A Gaza, cela se passe dans une population dont 43 % a moins de 14 ans. Israël est aujourd’hui poussé par le ressentiment. Et surtout par Netanyahou. Il est le dos au mur. Parce qu’il sait qu’une fois la guerre terminée, il perdra le pouvoir, l’immunité et finira en prison. Il sait que le jugement de l’histoire sera pire que celui des tribunaux. Et il est prêt à tout pour se refaire. Un tel homme est dangereux. Pour les Palestiniens. Et pour les Israéliens.

L’objectif d’Israël est d’éliminer le Hamas. Mais est-ce possible?

Non. Et c’est pourquoi le véritable objectif, à mon avis, est de forcer l’Egypte à ouvrir Rafah [l’Egypte est le seuil pays de la région où ne sont pas présents des camps de réfugiés palestiniens]. Pour que les Palestiniens quittent Gaza. Pour de bon. Le Hamas essayant plutôt de les retenir pour éviter le bombardement des tunnels. Toute la bande de Gaza est prise en otage. Pas seulement les 199 «Israéliens».

Que restera-t-il du Hamas?

Il restera quelques dirigeants, de nombreux combattants et beaucoup de sympathisants. Il n’est pas possible de les éliminer tous. D’autant plus qu’ils ne sont pas seulement à Gaza. Mais surtout, il restera ce qui a toujours subsisté de tous ceux que vous appelez “terroristes” de temps en temps: l’idée de résistance. Arafat était vu exactement comme Yahya Sinwar [chef des Brigades Izz al-Din Al-Qassam] est vu aujourd’hui.

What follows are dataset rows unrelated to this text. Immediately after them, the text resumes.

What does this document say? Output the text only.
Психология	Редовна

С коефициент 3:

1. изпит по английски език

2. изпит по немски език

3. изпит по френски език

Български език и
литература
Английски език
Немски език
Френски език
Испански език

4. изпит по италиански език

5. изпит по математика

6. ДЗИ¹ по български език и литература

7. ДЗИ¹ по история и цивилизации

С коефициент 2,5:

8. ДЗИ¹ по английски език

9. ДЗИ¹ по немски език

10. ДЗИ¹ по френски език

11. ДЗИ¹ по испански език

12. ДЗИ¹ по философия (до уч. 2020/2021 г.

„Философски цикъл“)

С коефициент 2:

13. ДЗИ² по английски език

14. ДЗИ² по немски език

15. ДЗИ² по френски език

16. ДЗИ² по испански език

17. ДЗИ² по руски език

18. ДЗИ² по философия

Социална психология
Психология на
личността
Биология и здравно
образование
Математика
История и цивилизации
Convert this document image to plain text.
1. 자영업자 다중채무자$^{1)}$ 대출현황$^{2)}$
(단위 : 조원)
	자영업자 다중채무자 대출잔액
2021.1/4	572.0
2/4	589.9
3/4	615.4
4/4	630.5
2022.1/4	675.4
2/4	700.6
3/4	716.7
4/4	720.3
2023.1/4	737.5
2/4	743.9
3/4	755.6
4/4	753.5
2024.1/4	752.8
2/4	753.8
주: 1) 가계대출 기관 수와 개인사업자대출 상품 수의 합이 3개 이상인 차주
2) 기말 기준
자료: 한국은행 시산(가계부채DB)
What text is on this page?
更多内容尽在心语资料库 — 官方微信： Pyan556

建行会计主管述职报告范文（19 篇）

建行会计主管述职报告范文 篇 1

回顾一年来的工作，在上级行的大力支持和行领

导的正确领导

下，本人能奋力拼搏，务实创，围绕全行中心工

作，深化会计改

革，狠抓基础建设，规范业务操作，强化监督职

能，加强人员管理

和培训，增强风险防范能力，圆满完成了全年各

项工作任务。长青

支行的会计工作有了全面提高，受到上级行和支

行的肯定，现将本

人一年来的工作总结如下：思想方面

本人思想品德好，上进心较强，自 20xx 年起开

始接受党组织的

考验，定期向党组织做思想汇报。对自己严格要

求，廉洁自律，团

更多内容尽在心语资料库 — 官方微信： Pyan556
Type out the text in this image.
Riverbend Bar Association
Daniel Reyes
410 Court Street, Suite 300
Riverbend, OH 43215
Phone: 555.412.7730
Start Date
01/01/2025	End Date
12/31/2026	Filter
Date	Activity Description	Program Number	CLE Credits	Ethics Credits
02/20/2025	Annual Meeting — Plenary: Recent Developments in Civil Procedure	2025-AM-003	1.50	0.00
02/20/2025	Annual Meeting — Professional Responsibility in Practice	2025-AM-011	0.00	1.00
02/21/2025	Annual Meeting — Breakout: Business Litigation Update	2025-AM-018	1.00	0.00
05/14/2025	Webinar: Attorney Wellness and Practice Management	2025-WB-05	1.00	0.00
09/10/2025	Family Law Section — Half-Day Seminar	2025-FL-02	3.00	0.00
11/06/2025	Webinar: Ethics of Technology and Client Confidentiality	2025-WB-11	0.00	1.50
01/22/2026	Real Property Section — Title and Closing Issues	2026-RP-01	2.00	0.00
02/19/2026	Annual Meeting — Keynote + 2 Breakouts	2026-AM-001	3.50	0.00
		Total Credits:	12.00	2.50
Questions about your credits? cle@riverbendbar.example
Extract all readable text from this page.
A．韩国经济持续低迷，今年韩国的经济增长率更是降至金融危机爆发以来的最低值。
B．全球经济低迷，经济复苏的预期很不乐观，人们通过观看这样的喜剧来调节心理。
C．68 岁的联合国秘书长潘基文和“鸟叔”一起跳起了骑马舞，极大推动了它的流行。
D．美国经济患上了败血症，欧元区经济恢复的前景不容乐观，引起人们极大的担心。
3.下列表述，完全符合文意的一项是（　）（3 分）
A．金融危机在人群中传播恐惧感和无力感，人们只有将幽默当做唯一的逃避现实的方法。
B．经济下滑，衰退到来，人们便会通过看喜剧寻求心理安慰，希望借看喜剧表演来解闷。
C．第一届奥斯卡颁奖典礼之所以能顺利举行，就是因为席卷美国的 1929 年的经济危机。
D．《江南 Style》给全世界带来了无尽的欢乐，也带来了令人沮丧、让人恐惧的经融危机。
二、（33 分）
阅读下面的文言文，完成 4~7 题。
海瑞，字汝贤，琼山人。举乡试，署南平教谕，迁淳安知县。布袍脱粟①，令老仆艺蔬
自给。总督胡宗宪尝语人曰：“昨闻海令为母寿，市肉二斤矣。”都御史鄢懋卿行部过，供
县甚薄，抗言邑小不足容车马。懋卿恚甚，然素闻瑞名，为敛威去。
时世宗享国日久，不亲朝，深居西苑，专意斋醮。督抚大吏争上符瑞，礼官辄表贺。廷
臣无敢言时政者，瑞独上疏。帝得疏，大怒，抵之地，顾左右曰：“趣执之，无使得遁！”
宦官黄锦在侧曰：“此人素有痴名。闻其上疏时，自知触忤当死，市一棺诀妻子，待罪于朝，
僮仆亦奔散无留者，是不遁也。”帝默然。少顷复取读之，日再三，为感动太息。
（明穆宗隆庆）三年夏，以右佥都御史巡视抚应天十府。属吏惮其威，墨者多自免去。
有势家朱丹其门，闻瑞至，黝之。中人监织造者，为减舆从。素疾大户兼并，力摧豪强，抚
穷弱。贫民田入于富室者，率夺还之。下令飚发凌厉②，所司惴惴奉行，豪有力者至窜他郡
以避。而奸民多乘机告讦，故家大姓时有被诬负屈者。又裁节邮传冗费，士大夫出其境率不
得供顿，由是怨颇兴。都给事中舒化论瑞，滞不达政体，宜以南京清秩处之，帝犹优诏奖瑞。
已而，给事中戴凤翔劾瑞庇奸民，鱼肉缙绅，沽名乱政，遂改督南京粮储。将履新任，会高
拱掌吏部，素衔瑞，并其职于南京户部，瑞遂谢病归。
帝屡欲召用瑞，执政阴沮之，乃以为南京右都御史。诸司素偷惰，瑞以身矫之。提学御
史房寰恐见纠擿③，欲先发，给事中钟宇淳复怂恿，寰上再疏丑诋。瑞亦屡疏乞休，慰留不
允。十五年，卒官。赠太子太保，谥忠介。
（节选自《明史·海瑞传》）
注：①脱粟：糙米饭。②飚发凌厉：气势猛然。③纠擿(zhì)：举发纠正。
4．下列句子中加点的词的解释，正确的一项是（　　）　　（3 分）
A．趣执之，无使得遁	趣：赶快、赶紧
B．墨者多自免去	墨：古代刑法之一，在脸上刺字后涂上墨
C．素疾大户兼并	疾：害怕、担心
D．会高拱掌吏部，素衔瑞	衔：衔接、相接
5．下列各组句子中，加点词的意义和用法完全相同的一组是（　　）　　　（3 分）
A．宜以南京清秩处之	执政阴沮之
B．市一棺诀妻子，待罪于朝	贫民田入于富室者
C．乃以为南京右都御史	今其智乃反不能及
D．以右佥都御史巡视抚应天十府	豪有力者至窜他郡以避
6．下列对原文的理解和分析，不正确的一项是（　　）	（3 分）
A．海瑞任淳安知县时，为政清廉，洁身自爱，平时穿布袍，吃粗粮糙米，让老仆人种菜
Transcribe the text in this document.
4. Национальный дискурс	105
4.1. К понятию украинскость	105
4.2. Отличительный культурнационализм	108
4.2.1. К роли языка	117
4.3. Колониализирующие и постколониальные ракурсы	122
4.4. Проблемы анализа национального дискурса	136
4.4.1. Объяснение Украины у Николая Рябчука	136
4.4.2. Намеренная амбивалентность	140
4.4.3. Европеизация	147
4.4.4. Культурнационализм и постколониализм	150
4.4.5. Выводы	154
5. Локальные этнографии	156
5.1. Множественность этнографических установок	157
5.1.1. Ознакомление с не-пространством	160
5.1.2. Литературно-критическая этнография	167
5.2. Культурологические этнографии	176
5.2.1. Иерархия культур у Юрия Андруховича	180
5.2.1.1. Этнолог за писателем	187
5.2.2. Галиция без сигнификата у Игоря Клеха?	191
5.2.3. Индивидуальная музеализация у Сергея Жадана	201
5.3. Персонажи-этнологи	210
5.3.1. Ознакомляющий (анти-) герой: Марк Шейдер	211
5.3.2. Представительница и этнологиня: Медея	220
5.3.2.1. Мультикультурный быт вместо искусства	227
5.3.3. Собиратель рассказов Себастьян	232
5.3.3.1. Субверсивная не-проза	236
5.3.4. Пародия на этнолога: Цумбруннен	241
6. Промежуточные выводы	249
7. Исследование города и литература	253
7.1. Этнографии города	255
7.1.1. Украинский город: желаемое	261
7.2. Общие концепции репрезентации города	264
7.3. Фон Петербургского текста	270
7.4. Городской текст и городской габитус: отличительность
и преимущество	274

L’armée a bloqué toutes les routes de Cisjordanie. C’est déjà le deuxième front, si vous calculez combien de milliers de soldats sont coincés ici [en Cisjordanie] pour nous bloquer. Et de toute façon, cette question [ayant trait à des actes de terreur] devrait être posée aux colons. Ce sont eux qui tirent. [Voir sur ce site l’article de Yuval Abraham publié le 16 octobre.]

Et le gouvernement d’union nationale qui semblait prêt?

Nous formerons tous ensemble un nouveau gouvernement après de nouvelles élections. [En 2006, le Hamas à Gaza avait obtenu 42,9% des voix mais 74 sièges. Le Fatah 39,8% des voix et 45 sièges. Le FPLP 4,1% et 3 sièges.]

Tous ensemble? Le Hamas est en tête dans tous les sondages.

Notre nouvelle loi électorale est proportionnelle précisément pour garantir un gouvernement de coalition. Et pour éviter les conflits.

Pour l’instant, il reste Abou Mazen [Mahmoud Abbas] à la Mouqata’a [bureaux de l’Autorité palestinienne], pour qui le Hamas ne représente pas les Palestiniens.

C’est l’Autorité palestinienne qui ne représente plus personne. Et ce n’est pas seulement une question d’Abou Mazen. Il y a un gouvernement, avec des institutions et des policiers. Or, ils ont tous disparu.

Il y a aussi un troisième front. Au nord. Le front avec le Hezbollah.

C’est imprévisible. Le risque est réel: le Hezbollah n’exclut pas d’intervenir. Et sa décision ne dépend pas seulement de l’évolution de la guerre à Gaza. En ce moment, l’ensemble du monde arabe est avec les Palestiniens, voire avec le Hamas: la pression pour agir est très forte. Ce n’est pas de la rhétorique: il suffit de rien pour que tout s’embrase.

Ne craignez-vous pas d’être entraînés dans la guerre des autres, de devenir les pions d’un jeu plus vaste?

Bien sûr. Mais ce sont des dynamiques sur lesquelles notre influence est minime. Tout comme celle d’Israël: car s’il y a une chose que nous avons en commun, c’est que nous sommes utilisés. Et c’est aussi pour cela qu’il est temps de se parler. Parce qu’en fin de compte, c’est nous qui sommes ici. Pas ceux qui applaudissent depuis les tribunes.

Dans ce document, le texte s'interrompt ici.